Risk-Adjusted Performance

1 of 100

 
Weak
 
Strong
Insignificant
Compared to the overall equity markets, risk-adjusted returns on investments in Chicago Atlantic Real are ranked lower than 1 (%) of all global equities and portfolios over the last 90 days. Despite fairly strong technical and fundamental indicators, Chicago Atlantic is not utilizing all of its potentials. The current stock price confusion, may contribute to short-horizon losses for the traders.

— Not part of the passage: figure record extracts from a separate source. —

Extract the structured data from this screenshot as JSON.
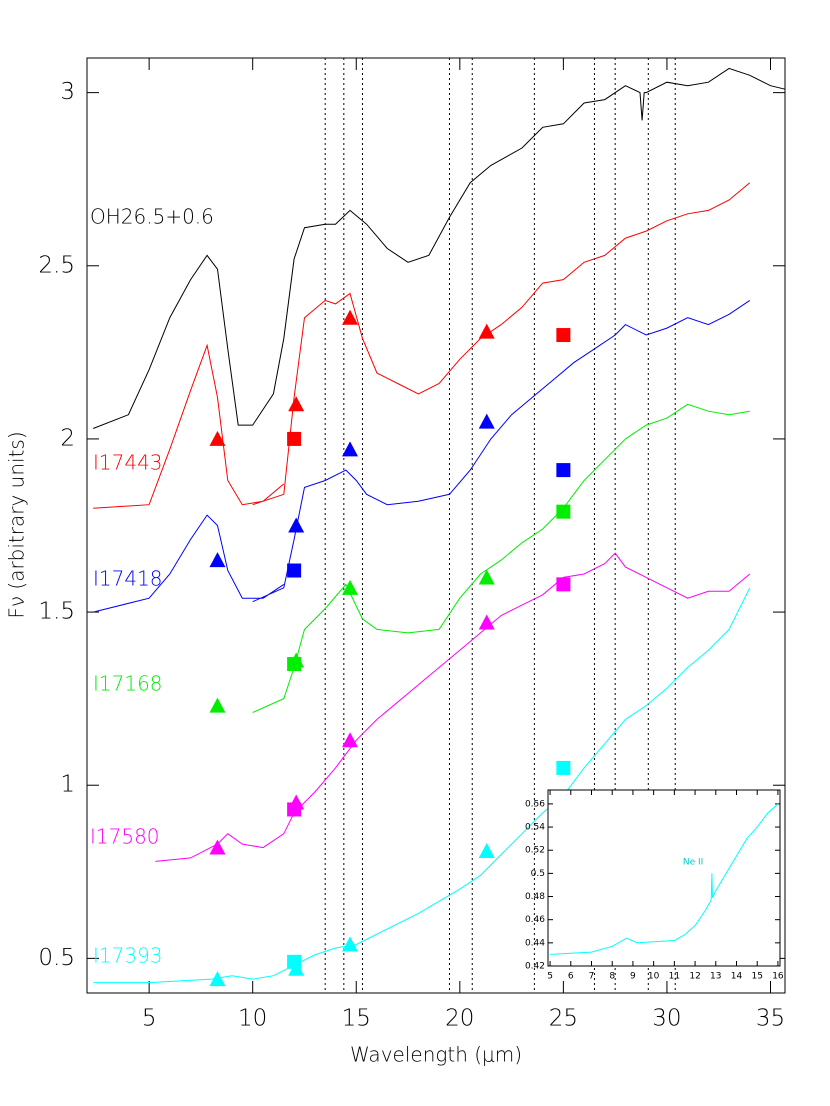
{
  "chart_data": [
    {
      "type": "line",
      "x_label": "Wavelength (μm)",
      "y_label": "Fν (arbitrary units)",
      "xlim": [
        2,
        35.7
      ],
      "ylim": [
        0.4,
        3.1
      ],
      "xticks": [
        5,
        10,
        15,
        20,
        25,
        30,
        35
      ],
      "yticks": [
        0.5,
        1,
        1.5,
        2,
        2.5,
        3
      ],
      "vlines": [
        13.5,
        14.4,
        15.3,
        19.5,
        20.6,
        23.6,
        26.5,
        27.5,
        29.1,
        30.4
      ],
      "series": [
        {
          "name": "OH26.5+0.6",
          "color": "#000000",
          "x": [
            2.3,
            4,
            5,
            6,
            7,
            7.8,
            8.3,
            8.8,
            9.3,
            10,
            11,
            11.5,
            12,
            12.5,
            13.5,
            14,
            14.7,
            15.5,
            16.5,
            17.5,
            18.5,
            19.5,
            20.5,
            21.5,
            23,
            24,
            25,
            26,
            27,
            28,
            28.7,
            28.8,
            28.9,
            29,
            30,
            31,
            32,
            33,
            34,
            35,
            35.7
          ],
          "values": [
            2.03,
            2.07,
            2.2,
            2.35,
            2.46,
            2.53,
            2.49,
            2.26,
            2.04,
            2.04,
            2.13,
            2.29,
            2.52,
            2.61,
            2.62,
            2.62,
            2.66,
            2.62,
            2.55,
            2.51,
            2.53,
            2.64,
            2.74,
            2.79,
            2.84,
            2.9,
            2.91,
            2.97,
            2.98,
            3.02,
            3.0,
            2.92,
            3.0,
            3.0,
            3.03,
            3.02,
            3.03,
            3.07,
            3.05,
            3.02,
            3.01
          ]
        },
        {
          "name": "I17443",
          "color": "#ff0000",
          "x": [
            2.3,
            5,
            6,
            7,
            7.8,
            8.3,
            8.8,
            9.5,
            10.5,
            11.5,
            null,
            10,
            11.5,
            12,
            12.5,
            13.5,
            14,
            14.7,
            15.3,
            16,
            17,
            18,
            19,
            20,
            21,
            22,
            23,
            24,
            25,
            26,
            27,
            28,
            29,
            30,
            31,
            32,
            33,
            34
          ],
          "values": [
            1.8,
            1.81,
            1.97,
            2.14,
            2.27,
            2.12,
            1.88,
            1.81,
            1.82,
            1.87,
            null,
            1.81,
            1.84,
            2.12,
            2.35,
            2.4,
            2.39,
            2.42,
            2.29,
            2.19,
            2.16,
            2.13,
            2.16,
            2.23,
            2.29,
            2.33,
            2.38,
            2.45,
            2.46,
            2.51,
            2.53,
            2.58,
            2.6,
            2.63,
            2.65,
            2.66,
            2.69,
            2.74
          ],
          "triangles": {
            "x": [
              8.3,
              12.1,
              14.7,
              21.3
            ],
            "values": [
              2.0,
              2.1,
              2.35,
              2.31
            ]
          },
          "squares": {
            "x": [
              12.0,
              25.0
            ],
            "values": [
              2.0,
              2.3
            ]
          }
        },
        {
          "name": "I17418",
          "color": "#0000ff",
          "x": [
            2.3,
            5,
            6,
            7,
            7.8,
            8.3,
            8.8,
            9.5,
            10.5,
            11.5,
            null,
            10,
            11.5,
            12,
            12.5,
            13.5,
            14.5,
            15,
            15.5,
            16.5,
            18,
            19.5,
            20.5,
            21.5,
            22.5,
            23.5,
            24.5,
            25.5,
            26.5,
            27.5,
            28,
            29,
            30,
            31,
            32,
            33,
            34
          ],
          "values": [
            1.5,
            1.54,
            1.61,
            1.71,
            1.78,
            1.75,
            1.62,
            1.54,
            1.54,
            1.58,
            null,
            1.53,
            1.57,
            1.71,
            1.86,
            1.88,
            1.91,
            1.88,
            1.84,
            1.81,
            1.82,
            1.84,
            1.91,
            2.0,
            2.07,
            2.12,
            2.17,
            2.22,
            2.26,
            2.3,
            2.33,
            2.3,
            2.32,
            2.35,
            2.33,
            2.36,
            2.4
          ],
          "triangles": {
            "x": [
              8.3,
              12.1,
              14.7,
              21.3
            ],
            "values": [
              1.65,
              1.75,
              1.97,
              2.05
            ]
          },
          "squares": {
            "x": [
              12.0,
              25.0
            ],
            "values": [
              1.62,
              1.91
            ]
          }
        },
        {
          "name": "I17168",
          "color": "#00ee00",
          "x": [
            10,
            11.5,
            12,
            12.5,
            13.5,
            14.5,
            15.3,
            16,
            17.5,
            19,
            20,
            21,
            22,
            23,
            24,
            25,
            26,
            27,
            28,
            29,
            30,
            31,
            32,
            33,
            34
          ],
          "values": [
            1.21,
            1.25,
            1.34,
            1.45,
            1.51,
            1.58,
            1.48,
            1.45,
            1.44,
            1.45,
            1.54,
            1.61,
            1.65,
            1.7,
            1.74,
            1.8,
            1.88,
            1.94,
            2.0,
            2.04,
            2.06,
            2.1,
            2.08,
            2.07,
            2.08
          ],
          "triangles": {
            "x": [
              8.3,
              12.1,
              14.7,
              21.3
            ],
            "values": [
              1.23,
              1.36,
              1.57,
              1.6
            ]
          },
          "squares": {
            "x": [
              12.0,
              25.0
            ],
            "values": [
              1.35,
              1.79
            ]
          }
        },
        {
          "name": "I17580",
          "color": "#ff00ff",
          "x": [
            5.3,
            7,
            8.3,
            8.8,
            9.5,
            10.5,
            11.5,
            12,
            13,
            14,
            15,
            16,
            18,
            20,
            21,
            22,
            23,
            24,
            25,
            26,
            27,
            27.5,
            28,
            29,
            30,
            31,
            32,
            33,
            34
          ],
          "values": [
            0.78,
            0.79,
            0.83,
            0.86,
            0.83,
            0.82,
            0.86,
            0.92,
            0.98,
            1.05,
            1.13,
            1.19,
            1.29,
            1.39,
            1.44,
            1.49,
            1.52,
            1.55,
            1.6,
            1.61,
            1.64,
            1.67,
            1.63,
            1.6,
            1.57,
            1.54,
            1.56,
            1.56,
            1.61
          ],
          "triangles": {
            "x": [
              8.3,
              12.1,
              14.7,
              21.3
            ],
            "values": [
              0.82,
              0.95,
              1.13,
              1.47
            ]
          },
          "squares": {
            "x": [
              12.0,
              25.0
            ],
            "values": [
              0.93,
              1.58
            ]
          }
        },
        {
          "name": "I17393",
          "color": "#00ffff",
          "x": [
            2.3,
            5,
            8,
            9,
            10,
            11,
            12,
            13,
            14,
            15,
            16,
            18,
            20,
            21,
            22,
            23,
            24,
            25,
            26,
            27,
            28,
            29,
            30,
            31,
            32,
            33,
            34
          ],
          "values": [
            0.43,
            0.43,
            0.44,
            0.45,
            0.44,
            0.45,
            0.48,
            0.51,
            0.53,
            0.54,
            0.57,
            0.63,
            0.7,
            0.74,
            0.8,
            0.86,
            0.92,
            0.97,
            1.05,
            1.12,
            1.19,
            1.23,
            1.28,
            1.34,
            1.39,
            1.45,
            1.57
          ],
          "triangles": {
            "x": [
              8.3,
              12.1,
              14.7,
              21.3
            ],
            "values": [
              0.44,
              0.47,
              0.54,
              0.81
            ]
          },
          "squares": {
            "x": [
              12.0,
              25.0
            ],
            "values": [
              0.49,
              1.05
            ]
          }
        }
      ]
    },
    {
      "type": "line",
      "xlim": [
        4.9,
        16.1
      ],
      "ylim": [
        0.42,
        0.572
      ],
      "xticks": [
        5,
        6,
        7,
        8,
        9,
        10,
        11,
        12,
        13,
        14,
        15,
        16
      ],
      "yticks": [
        0.42,
        0.44,
        0.46,
        0.48,
        0.5,
        0.52,
        0.54,
        0.56
      ],
      "annotation": {
        "text": "Ne II",
        "x": 12.4,
        "y": 0.51
      },
      "series": [
        {
          "color": "#00ffff",
          "x": [
            5,
            7,
            8,
            8.7,
            9.2,
            10,
            11,
            11.5,
            12,
            12.5,
            12.78,
            12.81,
            12.84,
            13,
            13.5,
            14,
            14.5,
            15,
            15.5,
            16
          ],
          "values": [
            0.43,
            0.432,
            0.437,
            0.444,
            0.44,
            0.441,
            0.442,
            0.447,
            0.455,
            0.468,
            0.477,
            0.5,
            0.479,
            0.485,
            0.5,
            0.515,
            0.53,
            0.54,
            0.552,
            0.56
          ]
        }
      ]
    }
  ]
}
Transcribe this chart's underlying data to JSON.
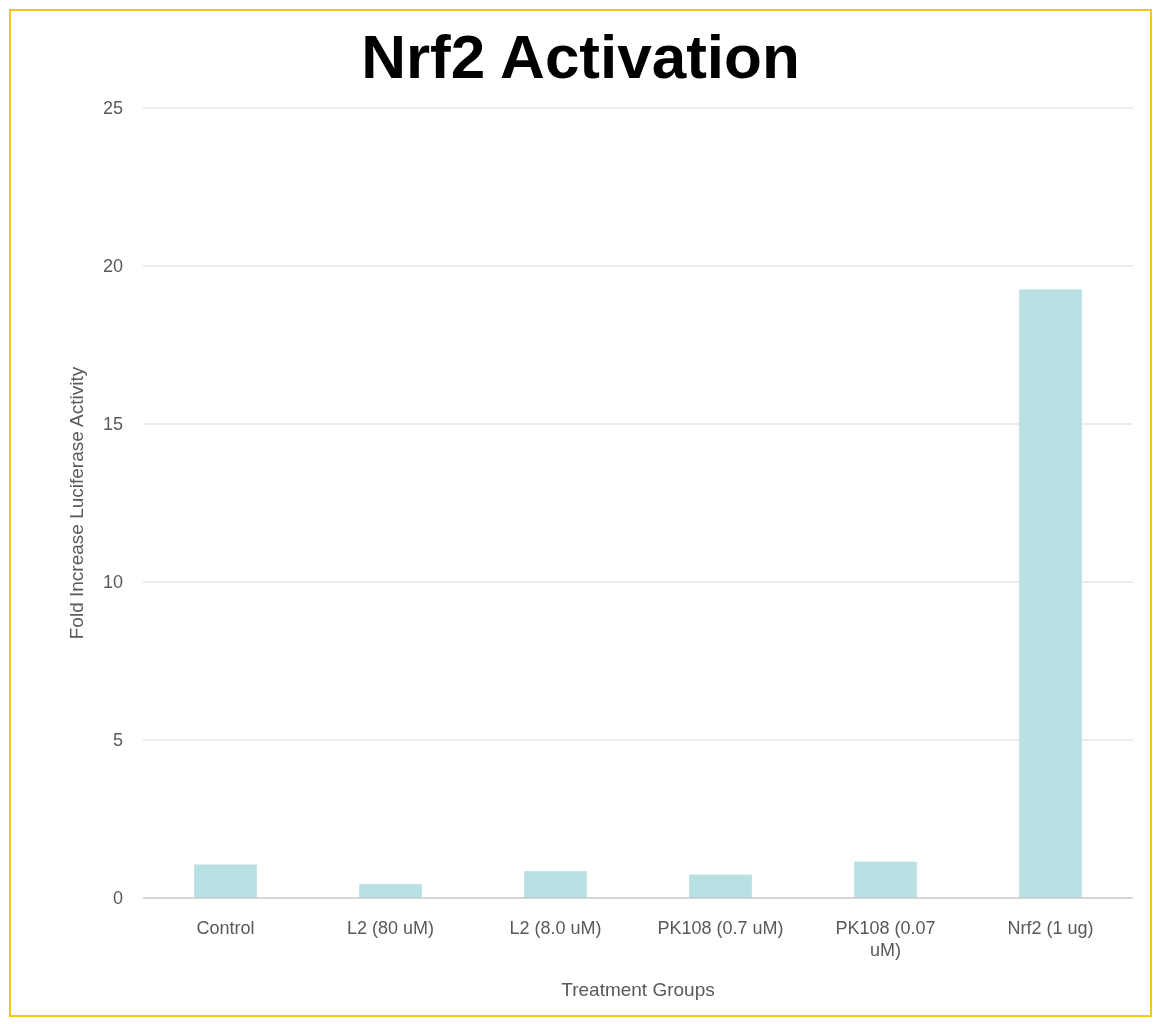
{
  "chart_data": {
    "type": "bar",
    "title": "Nrf2 Activation",
    "xlabel": "Treatment  Groups",
    "ylabel": "Fold Increase Luciferase  Activity",
    "categories": [
      "Control",
      "L2 (80 uM)",
      "L2 (8.0 uM)",
      "PK108 (0.7 uM)",
      "PK108 (0.07 uM)",
      "Nrf2 (1 ug)"
    ],
    "values": [
      1.06,
      0.44,
      0.85,
      0.74,
      1.15,
      19.26
    ],
    "color": "#b9e0e2",
    "ylim": [
      0,
      25
    ],
    "yticks": [
      0,
      5,
      10,
      15,
      20,
      25
    ],
    "grid": "y"
  }
}
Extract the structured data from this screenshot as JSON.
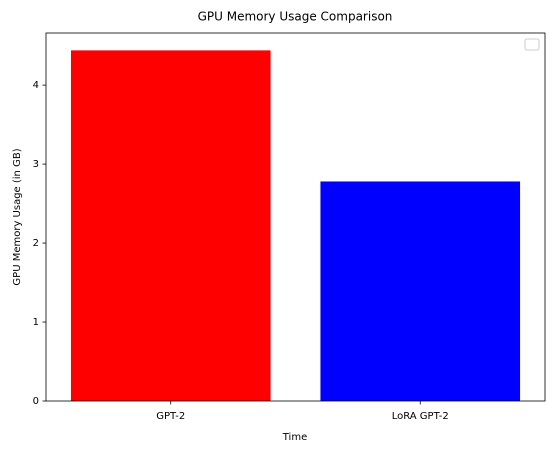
{
  "chart_data": {
    "type": "bar",
    "title": "GPU Memory Usage Comparison",
    "x_label": "Time",
    "y_label": "GPU Memory Usage (in GB)",
    "categories": [
      "GPT-2",
      "LoRA GPT-2"
    ],
    "values": [
      4.44,
      2.78
    ],
    "colors": [
      "red",
      "blue"
    ],
    "ylim": [
      0,
      4.66
    ],
    "yticks": [
      0,
      1,
      2,
      3,
      4
    ],
    "grid": false
  }
}
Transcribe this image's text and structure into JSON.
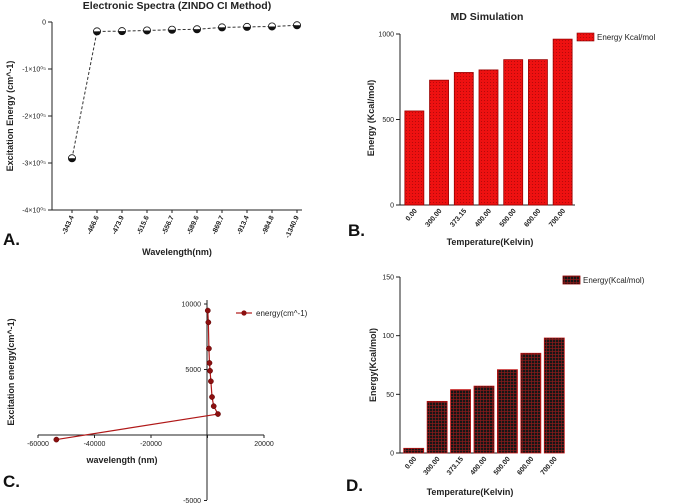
{
  "colors": {
    "bar_red": "#ee1111",
    "dark_red": "#a01414",
    "black": "#111111"
  },
  "chart_data": [
    {
      "panel": "A.",
      "type": "line",
      "title": "Electronic Spectra (ZINDO CI Method)",
      "xlabel": "Wavelength(nm)",
      "ylabel": "Excitation Energy (cm^-1)",
      "categories": [
        "-343.4",
        "-466.6",
        "-473.9",
        "-515.6",
        "-556.7",
        "-589.6",
        "-869.7",
        "-913.4",
        "-984.8",
        "-1340.9"
      ],
      "values": [
        -290000,
        -20000,
        -19500,
        -18000,
        -16500,
        -15500,
        -11500,
        -10500,
        -9500,
        -7000
      ],
      "ylim": [
        -400000,
        0
      ],
      "yticks": [
        0,
        -100000,
        -200000,
        -300000,
        -400000
      ],
      "ytick_labels": [
        "0",
        "-1×10⁰⁵",
        "-2×10⁰⁵",
        "-3×10⁰⁵",
        "-4×10⁰⁵"
      ]
    },
    {
      "panel": "B.",
      "type": "bar",
      "title": "MD Simulation",
      "xlabel": "Temperature(Kelvin)",
      "ylabel": "Energy (Kcal/mol)",
      "legend": "Energy Kcal/mol",
      "categories": [
        "0.00",
        "300.00",
        "373.15",
        "400.00",
        "500.00",
        "600.00",
        "700.00"
      ],
      "values": [
        550,
        730,
        775,
        790,
        850,
        850,
        970
      ],
      "ylim": [
        0,
        1000
      ],
      "yticks": [
        0,
        500,
        1000
      ],
      "ytick_labels": [
        "0",
        "500",
        "1000"
      ]
    },
    {
      "panel": "C.",
      "type": "line",
      "title": "",
      "xlabel": "wavelength (nm)",
      "ylabel": "Excitation energy(cm^-1)",
      "legend": "energy(cm^-1)",
      "points": [
        [
          -53500,
          -350
        ],
        [
          3700,
          1600
        ],
        [
          2200,
          2200
        ],
        [
          1600,
          2900
        ],
        [
          1200,
          4100
        ],
        [
          900,
          4900
        ],
        [
          700,
          5500
        ],
        [
          500,
          6600
        ],
        [
          300,
          8600
        ],
        [
          100,
          9500
        ]
      ],
      "xlim": [
        -60000,
        20000
      ],
      "ylim": [
        -5000,
        10000
      ],
      "xticks": [
        -60000,
        -40000,
        -20000,
        0,
        20000
      ],
      "xtick_labels": [
        "-60000",
        "-40000",
        "-20000",
        "0",
        "20000"
      ],
      "yticks": [
        -5000,
        5000,
        10000
      ],
      "ytick_labels": [
        "-5000",
        "5000",
        "10000"
      ]
    },
    {
      "panel": "D.",
      "type": "bar",
      "title": "",
      "xlabel": "Temperature(Kelvin)",
      "ylabel": "Energy(Kcal/mol)",
      "legend": "Energy(Kcal/mol)",
      "categories": [
        "0.00",
        "300.00",
        "373.15",
        "400.00",
        "500.00",
        "600.00",
        "700.00"
      ],
      "values": [
        4,
        44,
        54,
        57,
        71,
        85,
        98
      ],
      "ylim": [
        0,
        150
      ],
      "yticks": [
        0,
        50,
        100,
        150
      ],
      "ytick_labels": [
        "0",
        "50",
        "100",
        "150"
      ]
    }
  ]
}
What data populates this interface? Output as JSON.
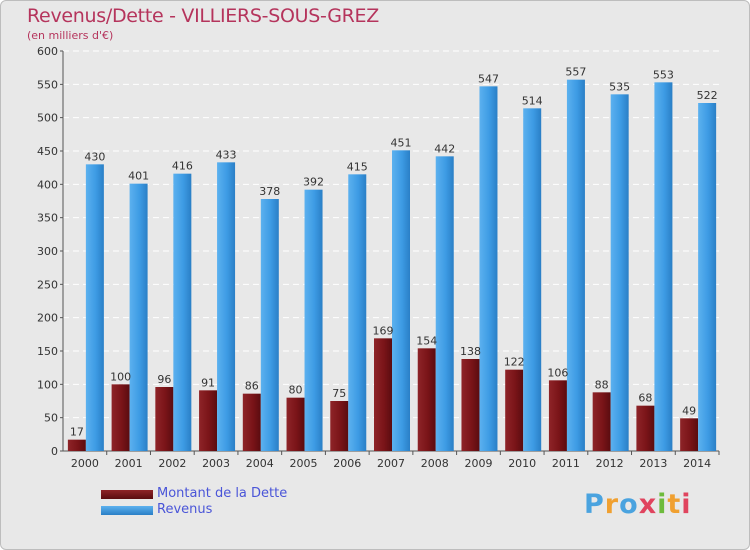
{
  "title": "Revenus/Dette - VILLIERS-SOUS-GREZ",
  "subtitle": "(en milliers d'€)",
  "logo": {
    "text": "Proxiti"
  },
  "colors": {
    "debt": "#7a1418",
    "revenue": "#3d9be4",
    "title": "#b5345c",
    "legend_text": "#4a55d8"
  },
  "chart_data": {
    "type": "bar",
    "title": "Revenus/Dette - VILLIERS-SOUS-GREZ",
    "ylabel": "(en milliers d'€)",
    "xlabel": "",
    "categories": [
      "2000",
      "2001",
      "2002",
      "2003",
      "2004",
      "2005",
      "2006",
      "2007",
      "2008",
      "2009",
      "2010",
      "2011",
      "2012",
      "2013",
      "2014"
    ],
    "series": [
      {
        "name": "Montant de la Dette",
        "values": [
          17,
          100,
          96,
          91,
          86,
          80,
          75,
          169,
          154,
          138,
          122,
          106,
          88,
          68,
          49
        ]
      },
      {
        "name": "Revenus",
        "values": [
          430,
          401,
          416,
          433,
          378,
          392,
          415,
          451,
          442,
          547,
          514,
          557,
          535,
          553,
          522
        ]
      }
    ],
    "ylim": [
      0,
      600
    ],
    "yticks": [
      0,
      50,
      100,
      150,
      200,
      250,
      300,
      350,
      400,
      450,
      500,
      550,
      600
    ],
    "grid": true,
    "legend": "bottom-left"
  }
}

Ares Commercial and Chicago Atlantic Volatility Contrast

   Predicted Return Density   
       Returns  

Pair Trading with Ares Commercial and Chicago Atlantic

The main advantage of trading using opposite Ares Commercial and Chicago Atlantic positions is that it hedges away some unsystematic risk. Because of two separate transactions, even if Ares Commercial position performs unexpectedly, Chicago Atlantic can make up some of the losses. Pair trading also minimizes risk from directional movements in the market. For example, if an entire industry or sector drops because of unexpected headlines, the short position in Chicago Atlantic will offset losses from the drop in Chicago Atlantic's long position.
The idea behind Ares Commercial Real and Chicago Atlantic Real pairs trading is to make the combined position market-neutral, meaning the overall market's direction will not affect its win or loss (or potential downside or upside). This can be achieved by designing a pairs trade with two highly correlated stocks or equities that operate in a similar space or sector, making it possible to obtain profits through simple and relatively low-risk investment.
Check out your portfolio center.
Note that this page's information should be used as a complementary analysis to find the right mix of equity instruments to add to your existing portfolios or create a brand new portfolio. You can also try the Global Correlations module to find global opportunities by holding instruments from different markets.